Preservação da memória e apoio às vítimas
O CMVV tem como objetivo preservar a memória das vítimas da violência estatal contemporânea e oferecer apoio psicossocial e jurídico aos familiares, integrando uma política de reparação e não repetição. A ministra de Direitos Humanos e Cidadania, Macaé Evaristo, destacou que o centro será um local de acolhimento intersetorial, com acesso à justiça, apoio psicológico e iniciativas de memória.
Projeto-piloto na Baixada Santista
A escolha da Baixada Santista para sediar o projeto-piloto se deve ao histórico de violência na região, com operações que resultaram em dezenas de mortes. Além de Santos, também foram anunciados Centros em Minas Gerais, Rio Grande do Sul, Bahia, Rio de Janeiro e Ceará. O CMVV de Santos trabalhará em conjunto com o Centro de Acesso a Direitos e Inclusão Social (Cais), previsto para a cidade.
Política de reparação e cuidado
O anúncio do CMVV marca o início de uma política de reparação e cuidado por parte do governo federal. Marta Machado, secretária nacional de Políticas sobre Drogas e Gestão de Ativos, enfatizou a importância do projeto como uma resposta estruturante ao histórico de violações praticadas pelo Estado brasileiro.
Participação dos movimentos sociais
Movimentos sociais, como o Mães de Maio e a Iniciativa Negra, participaram ativamente do projeto. Débora Silva, fundadora do Mães de Maio, destacou a importância da memória para as famílias das vítimas, transformando o luto em luta coletiva.
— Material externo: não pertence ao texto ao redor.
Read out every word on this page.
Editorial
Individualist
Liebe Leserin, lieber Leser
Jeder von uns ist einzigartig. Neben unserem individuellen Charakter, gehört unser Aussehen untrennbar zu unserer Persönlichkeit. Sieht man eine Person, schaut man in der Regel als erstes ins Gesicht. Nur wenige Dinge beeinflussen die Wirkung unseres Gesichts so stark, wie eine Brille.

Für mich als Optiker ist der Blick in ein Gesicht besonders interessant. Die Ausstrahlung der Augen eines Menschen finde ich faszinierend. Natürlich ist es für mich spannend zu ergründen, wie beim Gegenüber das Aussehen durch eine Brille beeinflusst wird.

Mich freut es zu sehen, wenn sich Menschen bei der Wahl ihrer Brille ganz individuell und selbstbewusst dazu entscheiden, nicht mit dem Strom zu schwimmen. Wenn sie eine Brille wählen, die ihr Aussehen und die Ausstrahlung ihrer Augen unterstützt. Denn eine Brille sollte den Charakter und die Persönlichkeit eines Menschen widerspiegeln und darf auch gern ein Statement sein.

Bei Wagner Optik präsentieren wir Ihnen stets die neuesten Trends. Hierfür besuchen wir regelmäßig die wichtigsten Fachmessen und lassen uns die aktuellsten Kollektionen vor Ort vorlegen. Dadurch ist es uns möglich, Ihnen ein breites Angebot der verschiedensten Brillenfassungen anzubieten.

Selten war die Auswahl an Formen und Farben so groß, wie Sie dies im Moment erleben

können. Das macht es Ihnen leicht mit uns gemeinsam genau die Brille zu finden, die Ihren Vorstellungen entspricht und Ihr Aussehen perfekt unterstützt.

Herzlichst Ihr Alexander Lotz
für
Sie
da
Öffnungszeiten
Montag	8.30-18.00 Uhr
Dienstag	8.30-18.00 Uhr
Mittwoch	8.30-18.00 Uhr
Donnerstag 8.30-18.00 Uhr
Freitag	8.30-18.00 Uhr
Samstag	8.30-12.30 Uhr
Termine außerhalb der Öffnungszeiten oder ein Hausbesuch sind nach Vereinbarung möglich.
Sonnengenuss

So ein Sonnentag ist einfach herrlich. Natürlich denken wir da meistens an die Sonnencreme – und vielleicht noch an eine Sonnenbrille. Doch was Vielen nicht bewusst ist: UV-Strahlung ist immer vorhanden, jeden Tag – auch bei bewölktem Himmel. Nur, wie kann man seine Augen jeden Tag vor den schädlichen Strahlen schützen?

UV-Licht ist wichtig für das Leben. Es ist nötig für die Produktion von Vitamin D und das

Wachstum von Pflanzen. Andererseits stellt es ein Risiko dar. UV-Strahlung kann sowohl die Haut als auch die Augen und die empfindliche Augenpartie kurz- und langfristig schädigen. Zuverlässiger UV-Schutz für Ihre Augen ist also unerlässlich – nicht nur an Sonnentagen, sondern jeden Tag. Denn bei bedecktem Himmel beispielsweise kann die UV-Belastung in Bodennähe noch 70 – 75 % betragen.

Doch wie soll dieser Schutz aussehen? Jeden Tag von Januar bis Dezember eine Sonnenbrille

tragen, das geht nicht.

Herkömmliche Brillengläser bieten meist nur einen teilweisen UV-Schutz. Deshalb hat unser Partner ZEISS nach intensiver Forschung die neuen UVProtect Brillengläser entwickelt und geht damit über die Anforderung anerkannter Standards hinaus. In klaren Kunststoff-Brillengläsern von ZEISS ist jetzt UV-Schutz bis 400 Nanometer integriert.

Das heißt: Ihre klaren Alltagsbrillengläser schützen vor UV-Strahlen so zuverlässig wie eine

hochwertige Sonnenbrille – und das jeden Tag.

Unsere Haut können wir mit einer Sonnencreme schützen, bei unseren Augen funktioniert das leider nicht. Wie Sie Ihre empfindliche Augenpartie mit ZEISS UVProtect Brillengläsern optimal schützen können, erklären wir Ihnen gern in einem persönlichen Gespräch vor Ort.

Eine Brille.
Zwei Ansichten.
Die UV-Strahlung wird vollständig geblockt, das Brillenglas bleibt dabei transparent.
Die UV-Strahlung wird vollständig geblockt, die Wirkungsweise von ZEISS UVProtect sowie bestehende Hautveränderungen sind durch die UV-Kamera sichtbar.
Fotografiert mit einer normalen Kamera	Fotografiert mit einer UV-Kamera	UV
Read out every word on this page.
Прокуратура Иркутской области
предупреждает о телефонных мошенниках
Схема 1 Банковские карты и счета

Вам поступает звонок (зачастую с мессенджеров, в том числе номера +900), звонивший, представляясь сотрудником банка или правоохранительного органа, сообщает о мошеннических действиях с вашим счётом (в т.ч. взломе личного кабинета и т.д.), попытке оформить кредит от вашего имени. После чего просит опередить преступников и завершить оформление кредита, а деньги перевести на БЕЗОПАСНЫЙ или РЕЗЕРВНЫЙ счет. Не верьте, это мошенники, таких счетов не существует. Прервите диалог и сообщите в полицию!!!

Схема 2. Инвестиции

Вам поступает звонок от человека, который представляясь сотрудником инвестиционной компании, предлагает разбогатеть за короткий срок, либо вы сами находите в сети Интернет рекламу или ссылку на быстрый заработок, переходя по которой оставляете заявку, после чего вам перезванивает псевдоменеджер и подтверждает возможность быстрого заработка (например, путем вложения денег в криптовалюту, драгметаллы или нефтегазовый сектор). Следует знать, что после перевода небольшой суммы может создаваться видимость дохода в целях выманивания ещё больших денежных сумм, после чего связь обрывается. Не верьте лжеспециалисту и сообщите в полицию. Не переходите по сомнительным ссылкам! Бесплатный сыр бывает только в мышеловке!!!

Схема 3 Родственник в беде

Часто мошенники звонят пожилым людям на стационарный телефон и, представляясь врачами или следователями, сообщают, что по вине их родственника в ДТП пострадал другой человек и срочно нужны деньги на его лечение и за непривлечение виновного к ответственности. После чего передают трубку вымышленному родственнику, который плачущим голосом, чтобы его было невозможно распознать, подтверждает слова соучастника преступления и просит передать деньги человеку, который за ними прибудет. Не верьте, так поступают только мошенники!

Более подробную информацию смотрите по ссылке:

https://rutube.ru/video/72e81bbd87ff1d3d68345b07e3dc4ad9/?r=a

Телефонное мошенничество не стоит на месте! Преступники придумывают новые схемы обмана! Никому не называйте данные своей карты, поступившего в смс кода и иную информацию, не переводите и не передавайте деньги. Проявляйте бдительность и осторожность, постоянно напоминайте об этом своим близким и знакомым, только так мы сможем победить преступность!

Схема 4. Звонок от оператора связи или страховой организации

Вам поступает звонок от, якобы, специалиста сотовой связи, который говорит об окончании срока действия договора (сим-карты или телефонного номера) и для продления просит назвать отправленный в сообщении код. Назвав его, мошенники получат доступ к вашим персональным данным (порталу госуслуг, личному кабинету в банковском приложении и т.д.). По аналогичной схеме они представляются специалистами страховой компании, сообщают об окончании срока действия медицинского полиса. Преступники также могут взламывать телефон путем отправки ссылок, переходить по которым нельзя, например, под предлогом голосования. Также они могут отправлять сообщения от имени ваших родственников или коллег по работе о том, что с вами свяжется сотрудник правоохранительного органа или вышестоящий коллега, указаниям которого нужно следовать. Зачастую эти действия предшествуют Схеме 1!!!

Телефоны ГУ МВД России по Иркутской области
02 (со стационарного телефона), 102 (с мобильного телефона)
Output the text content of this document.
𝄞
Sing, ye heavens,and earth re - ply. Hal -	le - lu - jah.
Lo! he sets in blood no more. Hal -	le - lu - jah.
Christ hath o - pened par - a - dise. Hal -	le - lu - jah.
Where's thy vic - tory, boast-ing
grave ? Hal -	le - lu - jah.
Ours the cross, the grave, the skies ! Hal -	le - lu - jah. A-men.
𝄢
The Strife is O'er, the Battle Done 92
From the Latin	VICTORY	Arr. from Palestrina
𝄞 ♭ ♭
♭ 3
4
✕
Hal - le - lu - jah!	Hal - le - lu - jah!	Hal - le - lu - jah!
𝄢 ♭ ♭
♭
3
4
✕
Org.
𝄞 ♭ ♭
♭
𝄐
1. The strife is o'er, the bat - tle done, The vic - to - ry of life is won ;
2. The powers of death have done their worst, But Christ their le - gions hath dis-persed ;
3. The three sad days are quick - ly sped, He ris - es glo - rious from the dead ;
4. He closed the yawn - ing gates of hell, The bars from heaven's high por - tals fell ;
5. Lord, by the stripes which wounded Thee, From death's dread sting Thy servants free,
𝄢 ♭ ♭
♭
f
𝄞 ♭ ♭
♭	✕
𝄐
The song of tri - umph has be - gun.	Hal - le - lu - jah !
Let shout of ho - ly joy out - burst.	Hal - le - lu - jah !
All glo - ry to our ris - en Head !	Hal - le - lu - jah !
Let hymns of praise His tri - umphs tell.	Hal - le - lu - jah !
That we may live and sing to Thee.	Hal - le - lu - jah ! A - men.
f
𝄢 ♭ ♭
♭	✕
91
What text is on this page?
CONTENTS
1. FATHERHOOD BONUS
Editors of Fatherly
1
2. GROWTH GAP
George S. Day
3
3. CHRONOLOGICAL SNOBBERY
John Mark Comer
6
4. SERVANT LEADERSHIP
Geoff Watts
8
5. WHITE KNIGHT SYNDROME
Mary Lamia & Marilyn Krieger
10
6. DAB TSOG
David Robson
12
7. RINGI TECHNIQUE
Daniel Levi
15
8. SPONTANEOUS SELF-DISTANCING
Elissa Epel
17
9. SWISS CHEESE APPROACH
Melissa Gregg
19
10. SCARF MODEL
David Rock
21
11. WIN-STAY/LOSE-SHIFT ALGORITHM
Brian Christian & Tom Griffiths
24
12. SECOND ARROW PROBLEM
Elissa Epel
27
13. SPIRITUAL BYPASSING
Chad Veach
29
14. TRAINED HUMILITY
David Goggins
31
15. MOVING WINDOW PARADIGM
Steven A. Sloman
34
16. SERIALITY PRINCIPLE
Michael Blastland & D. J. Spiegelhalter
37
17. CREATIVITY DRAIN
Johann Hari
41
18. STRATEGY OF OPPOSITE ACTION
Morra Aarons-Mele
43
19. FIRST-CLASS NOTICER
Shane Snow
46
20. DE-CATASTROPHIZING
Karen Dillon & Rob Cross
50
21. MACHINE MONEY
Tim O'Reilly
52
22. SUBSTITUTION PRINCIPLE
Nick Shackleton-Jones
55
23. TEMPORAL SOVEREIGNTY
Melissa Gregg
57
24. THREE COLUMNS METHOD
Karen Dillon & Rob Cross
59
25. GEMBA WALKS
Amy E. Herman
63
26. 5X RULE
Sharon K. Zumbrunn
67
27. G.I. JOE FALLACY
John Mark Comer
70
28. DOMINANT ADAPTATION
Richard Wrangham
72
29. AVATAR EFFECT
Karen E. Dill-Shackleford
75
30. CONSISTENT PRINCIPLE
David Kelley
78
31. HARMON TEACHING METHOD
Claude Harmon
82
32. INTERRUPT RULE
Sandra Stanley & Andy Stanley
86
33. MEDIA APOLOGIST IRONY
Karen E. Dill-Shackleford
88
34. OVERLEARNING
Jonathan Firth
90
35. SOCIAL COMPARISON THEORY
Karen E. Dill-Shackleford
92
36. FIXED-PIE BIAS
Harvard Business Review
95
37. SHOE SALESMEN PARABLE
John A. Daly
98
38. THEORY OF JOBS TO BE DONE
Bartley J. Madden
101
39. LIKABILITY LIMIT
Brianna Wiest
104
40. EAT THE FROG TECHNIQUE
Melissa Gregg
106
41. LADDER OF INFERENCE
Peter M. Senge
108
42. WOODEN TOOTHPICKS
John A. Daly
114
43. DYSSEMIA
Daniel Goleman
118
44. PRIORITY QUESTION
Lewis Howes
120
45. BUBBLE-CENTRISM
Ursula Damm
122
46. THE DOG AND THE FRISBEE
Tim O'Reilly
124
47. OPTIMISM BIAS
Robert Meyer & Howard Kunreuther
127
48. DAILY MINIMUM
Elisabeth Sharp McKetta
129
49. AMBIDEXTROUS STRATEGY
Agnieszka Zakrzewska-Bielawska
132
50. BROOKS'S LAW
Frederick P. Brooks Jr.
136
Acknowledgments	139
A socióloga Nathália Oliveira ressaltou o caráter nacional do projeto e sua contribuição para um país mais justo e democrático.
Cumprimento de decisão internacional
A implantação do CMVV também responde à recente condenação do Brasil pela Corte Interamericana de Direitos Humanos, por questões de impunidade em uma chacina na Amazônia. Marta Machado destacou que o centro é um passo importante no cumprimento da decisão da Corte, trazendo memória, cuidado e apoio psicossocial às famílias vítimas de violência estatal.